What artificial intelligence cannot do
And this seems to be the generally accepted tipping point that AI will never reach, at least in the view of the vast majority of thinkers. Traits and behaviors like empathy, sympathy, regret, joy, hope, optimism, pride, authenticity, intuition, and even humor are hallmarks of human life—and, ultimately, more exciting than technical might, especially when you consider that AI isn’t intelligence at all.
“It’s amazing,” notes Dr. Nick Beard, PhD. and Professor of Philosophy at the Stevens Institute of Technology in Hoboken, New Jersey, “How can a seemingly stupid system produce seemingly intelligent products.” Artificial intelligence does not think.
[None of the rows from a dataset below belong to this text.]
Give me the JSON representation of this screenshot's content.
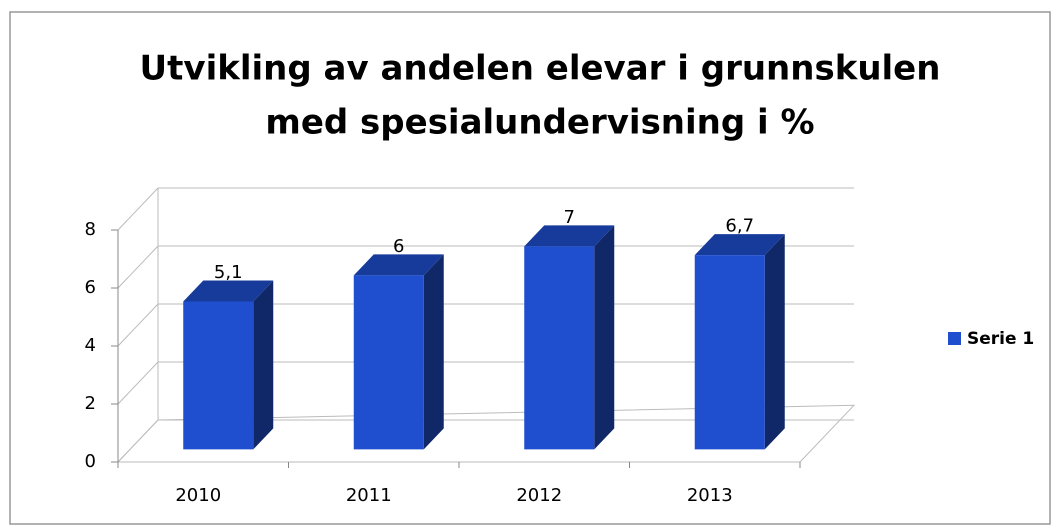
{
  "chart_data": {
    "type": "bar3d",
    "title": [
      "Utvikling av andelen elevar i grunnskulen",
      "med spesialundervisning i %"
    ],
    "categories": [
      "2010",
      "2011",
      "2012",
      "2013"
    ],
    "series": [
      {
        "name": "Serie 1",
        "color": "#1f4fcf",
        "values": [
          5.1,
          6,
          7,
          6.7
        ],
        "value_labels": [
          "5,1",
          "6",
          "7",
          "6,7"
        ]
      }
    ],
    "ylim": [
      0,
      8
    ],
    "yticks": [
      0,
      2,
      4,
      6,
      8
    ],
    "grid": true,
    "legend": "right"
  }
}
It starts with a single word and then, using massive amounts of data that would take a billion people a billion years to sort through, predicts what the next word should be—and then the next and the next and the next—in increments of a billionth of a second. And there you get his answer.
No wonder it’s scary — until you take comfort in the fact that, at least for the foreseeable future, there are things we as humans can do that AI can’t. For example, you asked AI to make up an original joke about cats, not one you’ve heard before or just found. (For the record, my wife and I are cat lovers, and we’ve owned several cats for 45 years.) A joke I heard 33 years ago, when I got my first computer, immediately came back to me: “Why did the cat sit at the computer?” “To monitor the mouse.” (Well, it wasn’t funny at the time either.)
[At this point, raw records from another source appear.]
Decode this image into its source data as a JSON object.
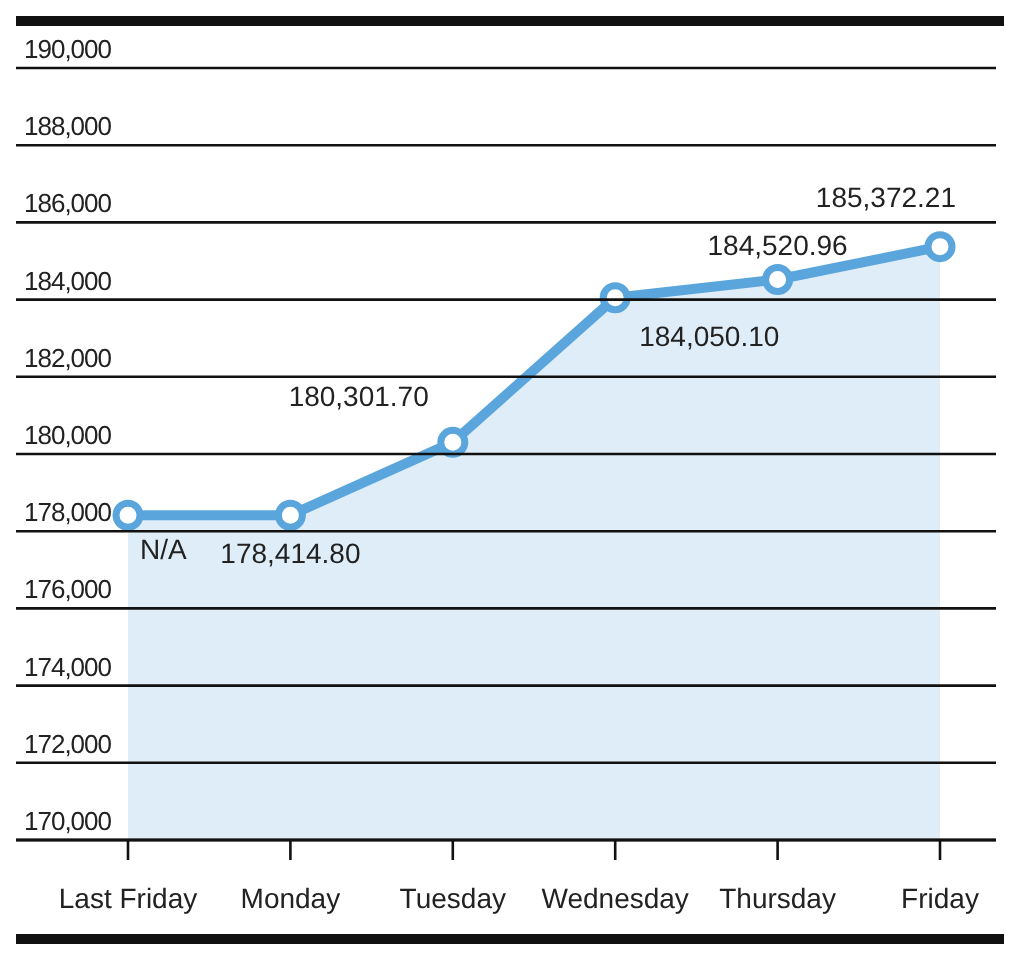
{
  "chart_data": {
    "type": "area",
    "categories": [
      "Last Friday",
      "Monday",
      "Tuesday",
      "Wednesday",
      "Thursday",
      "Friday"
    ],
    "series": [
      {
        "color": "#5aa5dc",
        "values": [
          178414.8,
          178414.8,
          180301.7,
          184050.1,
          184520.96,
          185372.21
        ],
        "value_labels": [
          "N/A",
          "178,414.80",
          "180,301.70",
          "184,050.10",
          "184,520.96",
          "185,372.21"
        ]
      }
    ],
    "ylim": [
      170000,
      190000
    ],
    "yticks": [
      {
        "value": 170000,
        "label": "170,000"
      },
      {
        "value": 172000,
        "label": "172,000"
      },
      {
        "value": 174000,
        "label": "174,000"
      },
      {
        "value": 176000,
        "label": "176,000"
      },
      {
        "value": 178000,
        "label": "178,000"
      },
      {
        "value": 180000,
        "label": "180,000"
      },
      {
        "value": 182000,
        "label": "182,000"
      },
      {
        "value": 184000,
        "label": "184,000"
      },
      {
        "value": 186000,
        "label": "186,000"
      },
      {
        "value": 188000,
        "label": "188,000"
      },
      {
        "value": 190000,
        "label": "190,000"
      }
    ],
    "grid": "y",
    "marker": "circle"
  }
}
But not only was it funny, it wasn’t original – which I asked for – and therefore, deceptive. The AI does that, and it’s called hallucinating. At the same time, the phenomenon prompts an AI warning and sage advice from both Byrd and Cormac.
warning? Be careful and discerning. Advice? According to Bird, “It’s going to be very important for AI to be assistants to the people doing this work.” He continued, “For its ability to serve us as thinkers, as people who have intuition but also have the ability to correct a faulty intuition, AI is promising.”
And in keeping with that, says Cormack, in advice directed directly at jobs and professions, which is why everyone is so intimidated in the first place, “AI should be used for tasks that don’t take long, removing human drudgery through efficiency.” Therefore, she adds, “people who are good at asking AI questions, who discover query systems and develop comprehensive AI skills, will find AI to their advantage.”
These wise words of wisdom remind us not only of our abilities to invent things, but also of our responsibility to use them wisely. History is a story of decisions, and with every invention or discovery we humans–and our human ancestors before us–put on the board, we simultaneously explore the constructive and destructive ways to use them.
Once again, we’re at such an inflection point, this time with a civilization-altering shift bigger and more impactful than anything else we’ve ever done. So, if we think about the consequences of our decisions before we make them, we will make better decisions.
But then, we already know that. We just have to do it.
Let us remember that we are punished not for our mistakes but for our mistakes.